The Biblical Illustrator
Acts 9:16
For I will show him how great things he must suffer for My name’s sake.
The service of suffering
I. Suffering is one of the ways in which we may serve God.
1. The remarkable feature here is, that though it is a part of St. Paul’s call to his mission, God does not say, “I will show him how great things he must do,” but “how great things he must suffer.” The service of work is subordinated to the service of suffering. And whenever St. Paul makes a retrospect of his own life he always takes the same view. As, for instance, in that catalogue in 2 Corinthians 11:1, the hardships and sorrows far outstripped the actions--the active being literally only two--“journeyings often,” “the care of all the churches,”--the passive at least twenty-seven.
2. And no wonder that St. Paul accounted more of the service of suffering than of the service of work. Was not it so with his Master and ours? What makes the Saviour what He is to us, is not what He wrought, but what He encountered; not what He did for the Father, but what the Father did to Him.
3. And in a world like this it must be so always. Every man being witness, it is a harder thing to suffer than to work. Much greater is the number of them that work well, than of them that suffer well. In the fruits of the Spirit the passive grow the highest. For four thousand years, the service of God was the service of sacrifice; and the service of sacrifice was essentially the service of suffering. And living, as we do, in a dispensation in which still “the whole creation groaneth and travaileth in pain together until now,” etc., it would be sad indeed if we could not believe that there is a way in which every suffering thing does service to God.

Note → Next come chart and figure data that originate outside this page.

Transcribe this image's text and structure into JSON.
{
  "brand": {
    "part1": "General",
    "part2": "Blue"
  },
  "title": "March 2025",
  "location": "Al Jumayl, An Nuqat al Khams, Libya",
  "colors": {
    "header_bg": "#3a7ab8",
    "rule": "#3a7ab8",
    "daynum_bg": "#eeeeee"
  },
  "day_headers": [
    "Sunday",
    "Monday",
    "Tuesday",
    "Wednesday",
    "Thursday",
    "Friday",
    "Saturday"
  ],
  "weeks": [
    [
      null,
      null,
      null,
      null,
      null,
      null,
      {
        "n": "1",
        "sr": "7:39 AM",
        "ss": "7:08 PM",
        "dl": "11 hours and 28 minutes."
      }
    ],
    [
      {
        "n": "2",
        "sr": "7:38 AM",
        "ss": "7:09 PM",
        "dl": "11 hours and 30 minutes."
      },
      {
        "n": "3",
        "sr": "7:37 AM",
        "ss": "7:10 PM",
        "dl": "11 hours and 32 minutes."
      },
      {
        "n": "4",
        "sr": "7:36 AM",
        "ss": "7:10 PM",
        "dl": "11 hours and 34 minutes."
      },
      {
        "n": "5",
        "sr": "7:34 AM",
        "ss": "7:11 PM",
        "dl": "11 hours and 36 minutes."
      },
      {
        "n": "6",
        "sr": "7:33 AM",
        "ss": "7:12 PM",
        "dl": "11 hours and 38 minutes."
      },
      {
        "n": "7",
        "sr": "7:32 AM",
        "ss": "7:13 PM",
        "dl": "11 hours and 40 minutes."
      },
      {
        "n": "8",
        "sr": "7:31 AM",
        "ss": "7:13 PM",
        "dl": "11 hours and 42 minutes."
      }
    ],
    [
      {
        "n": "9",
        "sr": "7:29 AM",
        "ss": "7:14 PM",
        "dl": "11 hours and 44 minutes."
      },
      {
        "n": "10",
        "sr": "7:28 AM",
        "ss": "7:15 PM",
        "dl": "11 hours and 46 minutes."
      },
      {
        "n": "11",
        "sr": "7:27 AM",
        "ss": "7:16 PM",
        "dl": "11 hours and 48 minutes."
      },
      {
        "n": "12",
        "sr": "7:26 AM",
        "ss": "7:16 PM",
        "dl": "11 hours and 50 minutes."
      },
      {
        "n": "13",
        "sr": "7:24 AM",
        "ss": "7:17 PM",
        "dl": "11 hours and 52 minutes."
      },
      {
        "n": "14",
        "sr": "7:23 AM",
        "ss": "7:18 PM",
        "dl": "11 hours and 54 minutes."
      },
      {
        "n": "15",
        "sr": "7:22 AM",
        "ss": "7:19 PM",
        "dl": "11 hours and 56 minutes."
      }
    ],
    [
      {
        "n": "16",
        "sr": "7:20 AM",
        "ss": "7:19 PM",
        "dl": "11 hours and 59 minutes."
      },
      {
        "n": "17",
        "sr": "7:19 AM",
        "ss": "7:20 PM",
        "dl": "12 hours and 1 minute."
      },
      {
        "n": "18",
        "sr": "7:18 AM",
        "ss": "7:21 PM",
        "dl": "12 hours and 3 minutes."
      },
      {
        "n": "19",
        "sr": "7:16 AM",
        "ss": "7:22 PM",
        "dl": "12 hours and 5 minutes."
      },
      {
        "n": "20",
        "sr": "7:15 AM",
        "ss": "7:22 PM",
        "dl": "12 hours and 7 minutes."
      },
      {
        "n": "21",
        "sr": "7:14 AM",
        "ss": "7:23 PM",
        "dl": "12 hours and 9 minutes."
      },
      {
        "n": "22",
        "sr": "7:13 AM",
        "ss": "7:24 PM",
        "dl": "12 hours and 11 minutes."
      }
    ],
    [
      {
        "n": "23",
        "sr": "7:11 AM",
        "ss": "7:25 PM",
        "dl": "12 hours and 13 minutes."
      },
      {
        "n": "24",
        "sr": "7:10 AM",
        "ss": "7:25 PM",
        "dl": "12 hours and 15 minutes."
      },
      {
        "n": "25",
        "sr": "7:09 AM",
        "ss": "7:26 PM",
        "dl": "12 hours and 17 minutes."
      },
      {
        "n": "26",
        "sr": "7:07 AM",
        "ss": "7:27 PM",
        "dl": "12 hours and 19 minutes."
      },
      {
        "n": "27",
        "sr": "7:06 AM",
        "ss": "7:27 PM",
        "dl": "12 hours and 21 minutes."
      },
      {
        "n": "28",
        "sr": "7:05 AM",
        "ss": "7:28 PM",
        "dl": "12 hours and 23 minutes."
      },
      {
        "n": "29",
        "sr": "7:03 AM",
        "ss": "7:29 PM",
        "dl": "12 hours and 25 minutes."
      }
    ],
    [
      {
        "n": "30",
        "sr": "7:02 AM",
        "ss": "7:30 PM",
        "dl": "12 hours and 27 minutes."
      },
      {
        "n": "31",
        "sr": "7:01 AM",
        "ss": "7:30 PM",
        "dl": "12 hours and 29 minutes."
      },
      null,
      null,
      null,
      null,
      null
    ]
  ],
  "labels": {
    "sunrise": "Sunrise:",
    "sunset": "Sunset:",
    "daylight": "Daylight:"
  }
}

4. Or take the same thought a step higher. What makes any word, or any work, or any thought which man ever offers to God, service? Is not it the Cross of Christ, the gathering point where the suffering of the whole universe meets? Is not, then, all service ultimately the service of suffering? The worship of a world of sin must be, to a very great extent, the service of pain. And we cannot thank God too much that the service of suffering which sin has made may, through Christ, go up the best of all service to Almighty God.
5. But if any man be tempted for a moment to think that his sufferings can add ought to the efficacy of the death of Christ, or that anything he can ever bear will give the slightest degree of merit to the kingdom of heaven, let that man carefully study that account of the saints in Revelation 7:1.
II. How may we, by God’s grace, make suffering service? Have faith that your suffering, in some way, known or unknown, is service, and by that faith it is. And indeed, if you accept your suffering from Christ, and bear it in and consecrate it to Christ, it will have such a savour of Christ in it, that it cannot help to go up and to be service in heaven. The service of suffering may be divided thus--
1. The direct service of suffering to God is to accept it from a Father’s hand. Ask no questions, but look up trustingly. Say if it be but “Amen,” and as soon as you can, “Hallelujah.” Think, “This suffering of mine is Christ suffering in me. It makes me more one than I ever was before with Jesus Christ.”
2. The service of suffering in sanctification. Whenever you pass into it, let your first prayer be, “Lord, for whatever end Thou hast sent this trial, let that end be fulfilled to me, in me, by me, to Thy glory.” The purposes of suffering for sanctification are--
(1) Humiliation. To that end you must connect your sorrow with what? Sin? Not most. With the pardon of sin, with the love of God.
(2) Purity. Sorrow, passing through the heart, acts like a moral chemistry--the sin precipitates to the bottom; and so it leaves the water of the cup of life pure. Or rather, it is fire, to destroy the nature and self which, thank God, are consumable; and to leave the gold of grace, which, thank God, is not consumable. The best service which ever goes up to God is His own image. And God’s image is purity.
(3) Consecration. The Christian, passing through suffering, is a servant gone into his Master’s presence to receive orders.
3. The service of suffering to man, or more strictly, to God through man.
(1) Intercession. You are sent up to your room, to a lonely place on the mount, to pray for others who fight in the plain. Therefore you cannot work that you may pray.
(2) Testimony. Bear your witness--by silence, by looks, by speech, by a sweeter smile than when all was bright, by a kinder accent to the faithfulness of God, and the sufficiency of His grace. David was very great in the service of testimony. “It is good for me that I have been in trouble,” “In the multitude of the sorrows which I have in my heart, Thy comforts have refreshed my soul.”
(3) Sympathy. We never truly sympathise with what we have not felt. Therefore Christ sympathises with all, because He felt all. (J. Vaughan, M. A.)
Suffering for Christ’s name’s sake
When Dr. Mason, a missionary in India, asked his converted boatman whether he was willing to go to the Bghais, a neighbouring tribe, to tell them of a Saviour’s love, he reminded him that, instead of twelve rupees a month, he would receive but four rupees. “Can you go to the Bghais for four rupees?” asked the missionary. The heathen convert went by himself and thought and prayed, and came hack to Dr. Mason. “Well, Chapon, what is your decision?” “My father, I cannot go to the Bghais for four rupees a month, but I can go for Jesus.” And for Jesus he went.